Pemakaian lampu kilat pada foto C adalah ”meniru” dan menguatkan cahaya matahari. Dan untuk mendapatkannya, posisi lampu kilat diletakkan di posisi datangnya cahaya matahari.

Teori pencahayaan dasar

Menggabungkan pencahayaan alam dan pencahayaan buatan menuntut sang fotografer menguasai benar teori dasar pencahayaan. Hal paling penting yang harus disadari adalah beda pokok cahaya alami yang menerus (continuous) dan cahaya lampu kilat yang sekejap.

Dengan demikian, perhitungan kecepatan rana dan diafragma harus adaptif terhadap kedua tipe pencahayaan ini.

Sebenarnya perhitungan pencahayaan untuk pencahayaan gabungan ini bisa sangat rumit, misalnya dengan flash meter ke berbagai titik, tetapi juga bisa dibuat sangat gampang.

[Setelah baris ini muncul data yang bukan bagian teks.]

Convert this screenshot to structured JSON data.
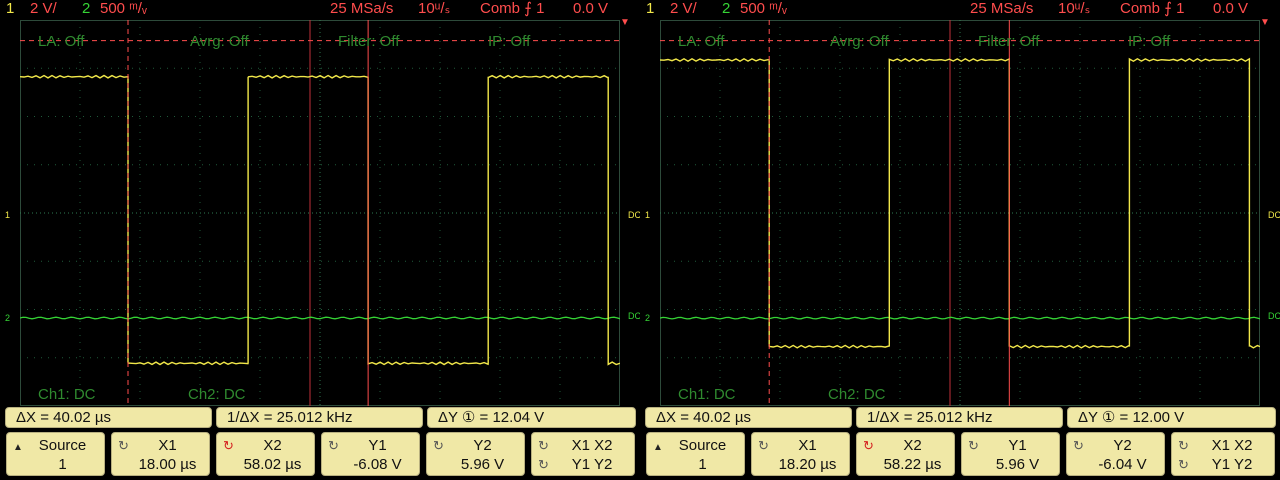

Dengan kamera digital, kita bisa memudahkan pemotretan pencahayaan gabungan ini karena toh kita selalu bisa menganalisis hasil pemotretan kita setiap saat.

Secara umum, hal ini bisa dibagi menjadi dua macam perhitungan, yaitu, pertama, kalau lampu kilatnya bisa diatur kekuatannya dengan mudah. Yang kedua adalah kalau kita mau membiarkan kekuatan lampu kilat apa adanya pada kekuatan maksimumnya.

Hal terpenting adalah jangan memakai mode P, A, atau S. Pakailah mode M agar pilihan rana dan diafragma terkontrol. Kemudian, pakailah ISO serendah mungkin tergantung kekuatan lampu kilat kita. Kalau kita memakai lampu kilat portabel (kecil), ISO 400 mungkin memadai. Namun, kalau kita memakai lampu studio, ISO 100 atau bahkan lebih rendah lagi akan menghasilkan foto yang lebih tajam dan halus.

Pada cara yang pertama, kita ukur dulu kombinasi rana dan diafragma untuk latar belakangnya. Misalnya kita dapatkan kombinasi rana 1/60 detik dan diafragma 8. Lalu kita memotret lagi dengan kombinasi itu, tetapi sudah dengan tambahan lampu kilatnya. Perhatikan hasil pencahayaan oleh lampu kilatnya. Kalau terlalu terang, kekuatan lampu kilat tinggal dikurangi. Demikian pula sebaliknya kalau cahaya lampu kilat terlalu lemah.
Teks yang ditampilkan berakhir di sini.